コラム(283):誰のための日中首脳会談か
10月25日からの安倍首相の訪中は、中国からの要請で実施されましたが、首脳会談後の共同声明や合同記者会見もなく、両国には依然わだかまりが残ったままです。
朝日新聞の本音
読売新聞の社説は「米国に次ぐ世界第2、第3の経済大国の協調は繁栄と国際情勢の安定をもたらす」と述べつつ「日本は米国や豪州などと『インド太平洋戦略』を進め、中国の一方的な海洋進出に対抗していくことが重要である」と対中包囲網を急がせています。国民としては訪中の真意がわからなかっただけにこの社説はもっともと思われます。
一方、朝日新聞の社説は、「世界第2と第3の経済力を持つ両国が協力するのは、時代の要請に応える前進だ」としつつ、「日本の側は、単なる対米追従ではない自立した外交の強化が求められる」と対米外交に釘を刺しています。朝日新聞はトランプ・安倍連合(ご参考:当ブログ「トランプ・安倍連合と中国」)を離間させたいのです。
中国の熱烈歓迎は嘘
25日のレセプションで李克強首相は表向きの大歓迎とは裏腹に、日中共同声明にある「日本は戦争責任を反省する」「一つの中国の原則堅持」を意図的に持ち出し、また、習近平主席は首脳会談の前日にわざわざ南部戦区を視察し「いつでもすぐに戦えるように、指揮能力を高めよ」と檄を飛ばしています。
一方の安倍首相は、「習近平主席、李克強総理と、これからの日中関係の道しるべとなる3つの原則(「競争から協調へ」「パートナーであり、互いに脅威とならない」「自由で公正な貿易体制の発展」)を確認しました」とし、中国の覇権主義を牽制しています。
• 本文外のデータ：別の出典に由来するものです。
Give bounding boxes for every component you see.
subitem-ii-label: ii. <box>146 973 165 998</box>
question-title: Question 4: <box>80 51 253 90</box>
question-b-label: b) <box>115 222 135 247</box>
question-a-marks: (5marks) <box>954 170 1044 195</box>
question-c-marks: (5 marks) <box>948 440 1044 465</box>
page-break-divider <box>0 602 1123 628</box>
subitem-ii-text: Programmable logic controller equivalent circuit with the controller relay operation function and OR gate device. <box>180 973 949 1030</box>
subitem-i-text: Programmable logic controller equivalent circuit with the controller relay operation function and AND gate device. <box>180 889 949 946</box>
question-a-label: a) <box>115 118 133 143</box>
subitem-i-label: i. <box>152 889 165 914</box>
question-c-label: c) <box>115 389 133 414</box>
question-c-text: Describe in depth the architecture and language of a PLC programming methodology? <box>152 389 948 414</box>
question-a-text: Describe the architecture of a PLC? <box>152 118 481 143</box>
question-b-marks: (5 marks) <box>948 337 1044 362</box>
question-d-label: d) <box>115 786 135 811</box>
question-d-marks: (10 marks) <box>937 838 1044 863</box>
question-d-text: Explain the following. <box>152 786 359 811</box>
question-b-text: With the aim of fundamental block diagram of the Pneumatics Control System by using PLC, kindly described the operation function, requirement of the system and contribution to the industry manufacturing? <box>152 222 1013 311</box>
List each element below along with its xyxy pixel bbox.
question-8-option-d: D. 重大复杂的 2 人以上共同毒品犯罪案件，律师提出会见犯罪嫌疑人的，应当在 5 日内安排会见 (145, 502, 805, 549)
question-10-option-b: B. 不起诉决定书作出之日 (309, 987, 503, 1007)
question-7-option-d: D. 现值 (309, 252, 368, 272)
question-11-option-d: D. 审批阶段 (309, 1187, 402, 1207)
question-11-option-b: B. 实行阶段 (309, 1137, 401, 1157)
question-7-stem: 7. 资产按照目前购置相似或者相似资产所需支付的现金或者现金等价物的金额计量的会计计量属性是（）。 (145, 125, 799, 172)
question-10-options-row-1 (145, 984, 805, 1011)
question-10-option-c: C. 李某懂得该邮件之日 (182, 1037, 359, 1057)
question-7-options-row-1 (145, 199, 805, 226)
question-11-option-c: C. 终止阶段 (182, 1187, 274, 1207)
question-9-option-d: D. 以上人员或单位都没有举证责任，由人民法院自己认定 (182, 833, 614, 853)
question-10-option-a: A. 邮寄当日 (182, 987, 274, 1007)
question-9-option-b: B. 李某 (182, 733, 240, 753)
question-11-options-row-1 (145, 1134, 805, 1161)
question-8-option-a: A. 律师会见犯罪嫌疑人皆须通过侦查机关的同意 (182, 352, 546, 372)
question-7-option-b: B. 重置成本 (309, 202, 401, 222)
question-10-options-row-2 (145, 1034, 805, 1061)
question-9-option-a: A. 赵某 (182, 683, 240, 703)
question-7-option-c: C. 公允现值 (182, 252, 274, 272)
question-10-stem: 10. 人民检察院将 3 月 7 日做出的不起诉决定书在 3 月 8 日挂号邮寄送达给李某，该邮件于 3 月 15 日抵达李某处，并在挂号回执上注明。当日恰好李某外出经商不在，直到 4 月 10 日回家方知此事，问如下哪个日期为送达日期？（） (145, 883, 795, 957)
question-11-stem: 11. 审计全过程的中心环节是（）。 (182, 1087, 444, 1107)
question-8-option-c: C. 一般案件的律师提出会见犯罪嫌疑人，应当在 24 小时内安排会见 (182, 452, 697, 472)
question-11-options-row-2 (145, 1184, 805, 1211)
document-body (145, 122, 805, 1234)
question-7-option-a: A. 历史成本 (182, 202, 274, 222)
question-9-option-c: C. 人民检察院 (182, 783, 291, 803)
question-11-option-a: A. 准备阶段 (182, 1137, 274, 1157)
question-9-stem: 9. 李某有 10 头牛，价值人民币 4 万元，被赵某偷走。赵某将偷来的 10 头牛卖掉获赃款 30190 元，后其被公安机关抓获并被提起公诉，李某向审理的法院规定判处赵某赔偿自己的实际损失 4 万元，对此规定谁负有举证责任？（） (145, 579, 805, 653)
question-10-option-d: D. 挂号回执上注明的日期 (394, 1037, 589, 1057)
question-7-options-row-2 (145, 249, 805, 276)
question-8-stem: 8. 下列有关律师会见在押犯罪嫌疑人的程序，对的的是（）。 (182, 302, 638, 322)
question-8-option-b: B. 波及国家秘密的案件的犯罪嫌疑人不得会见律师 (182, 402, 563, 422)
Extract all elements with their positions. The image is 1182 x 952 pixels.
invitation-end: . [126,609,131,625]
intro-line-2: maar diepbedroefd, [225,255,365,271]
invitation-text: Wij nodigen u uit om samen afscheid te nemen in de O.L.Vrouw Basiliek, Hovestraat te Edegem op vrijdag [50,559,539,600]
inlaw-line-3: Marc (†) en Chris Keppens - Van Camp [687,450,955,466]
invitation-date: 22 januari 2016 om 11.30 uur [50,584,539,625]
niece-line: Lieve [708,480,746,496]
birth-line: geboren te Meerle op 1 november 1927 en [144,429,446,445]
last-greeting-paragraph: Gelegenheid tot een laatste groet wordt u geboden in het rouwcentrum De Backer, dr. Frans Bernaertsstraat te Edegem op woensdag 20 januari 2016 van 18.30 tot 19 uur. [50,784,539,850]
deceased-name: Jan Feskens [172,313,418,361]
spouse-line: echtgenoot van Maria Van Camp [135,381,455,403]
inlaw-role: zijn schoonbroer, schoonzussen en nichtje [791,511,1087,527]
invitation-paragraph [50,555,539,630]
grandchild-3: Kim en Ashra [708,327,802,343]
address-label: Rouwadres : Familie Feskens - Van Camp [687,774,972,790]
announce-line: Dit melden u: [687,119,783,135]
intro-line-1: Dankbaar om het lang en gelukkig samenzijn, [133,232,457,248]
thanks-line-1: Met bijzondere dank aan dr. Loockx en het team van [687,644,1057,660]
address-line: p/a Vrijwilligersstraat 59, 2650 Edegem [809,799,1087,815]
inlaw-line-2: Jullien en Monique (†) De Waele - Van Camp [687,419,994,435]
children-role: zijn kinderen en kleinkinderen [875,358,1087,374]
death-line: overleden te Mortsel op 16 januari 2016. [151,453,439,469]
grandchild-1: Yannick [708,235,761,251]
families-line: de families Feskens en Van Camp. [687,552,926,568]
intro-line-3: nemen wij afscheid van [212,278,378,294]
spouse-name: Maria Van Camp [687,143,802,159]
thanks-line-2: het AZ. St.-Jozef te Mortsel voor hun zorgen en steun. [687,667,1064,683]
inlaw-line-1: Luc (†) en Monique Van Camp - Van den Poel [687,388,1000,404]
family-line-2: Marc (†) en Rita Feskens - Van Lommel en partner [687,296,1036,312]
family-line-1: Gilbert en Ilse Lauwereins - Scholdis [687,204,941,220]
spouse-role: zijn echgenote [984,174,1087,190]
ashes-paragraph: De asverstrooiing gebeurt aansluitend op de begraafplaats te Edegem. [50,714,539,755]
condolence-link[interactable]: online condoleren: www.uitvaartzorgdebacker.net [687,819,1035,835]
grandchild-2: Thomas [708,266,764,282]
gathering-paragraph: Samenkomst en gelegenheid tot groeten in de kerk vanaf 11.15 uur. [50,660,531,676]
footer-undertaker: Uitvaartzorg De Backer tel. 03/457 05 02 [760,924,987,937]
また、李克強首相との会談で安倍首相は、ウイグル族弾圧に触れ「中国国内の人権状況について日本を含む国際社会が注視している」と発言し、中国政府が一番触れられたくない問題を突いています。
目先の欲にかられる自民党幹部
国際政治では、世界平和を希求する高い志と冷徹な現状分析能力が求められますが、残念ながら現在の自民党には、安倍首相を除きその感覚を持っている人物はいません。
問題なのは、米中摩擦で中国が経済的窮地を脱するために日本に秋波を送っているさなか、「日中友好が新段階に入った」と喜ぶ自民党議員が多いことです。政治家として情け無さすぎです。
自民党の事情に詳しい友人が次のように指摘しています。
安倍首相は中国と仲良くなりたいなどとは思っていません。
中国の覇権主義が国際社会の秩序を破壊していることに本気で怒っています。
しかし、自民党の親中利権派の議員は、米中経済摩擦で窮地に立っている中国が日本を頼っていることに乗じ、
今回の訪中に500名もの財界人を同行させ、利権あさりに押し掛けました。
さながら「訪中利権ツアー」の様相を呈しています。
その首謀者は日中友好議員連盟を実質的に仕切っている二階俊博氏です。
最近、自民党内の利権派議員の台頭が激しくなっています。
また、閣僚の顔ぶれも能力のない人たちが揃っています。
この現状で、今の時期、わざわざ中国と親しくする政権。
そして、挙句のはてに消費税増税を推し進める政権。
意味のない今回の訪中など、
国民の考えと相反する行動ばかりの状況に国民は少しずつ嫌気を差し始めています。
国民による未曾有の政治不信がまもなくやってくるのではないでしょうか。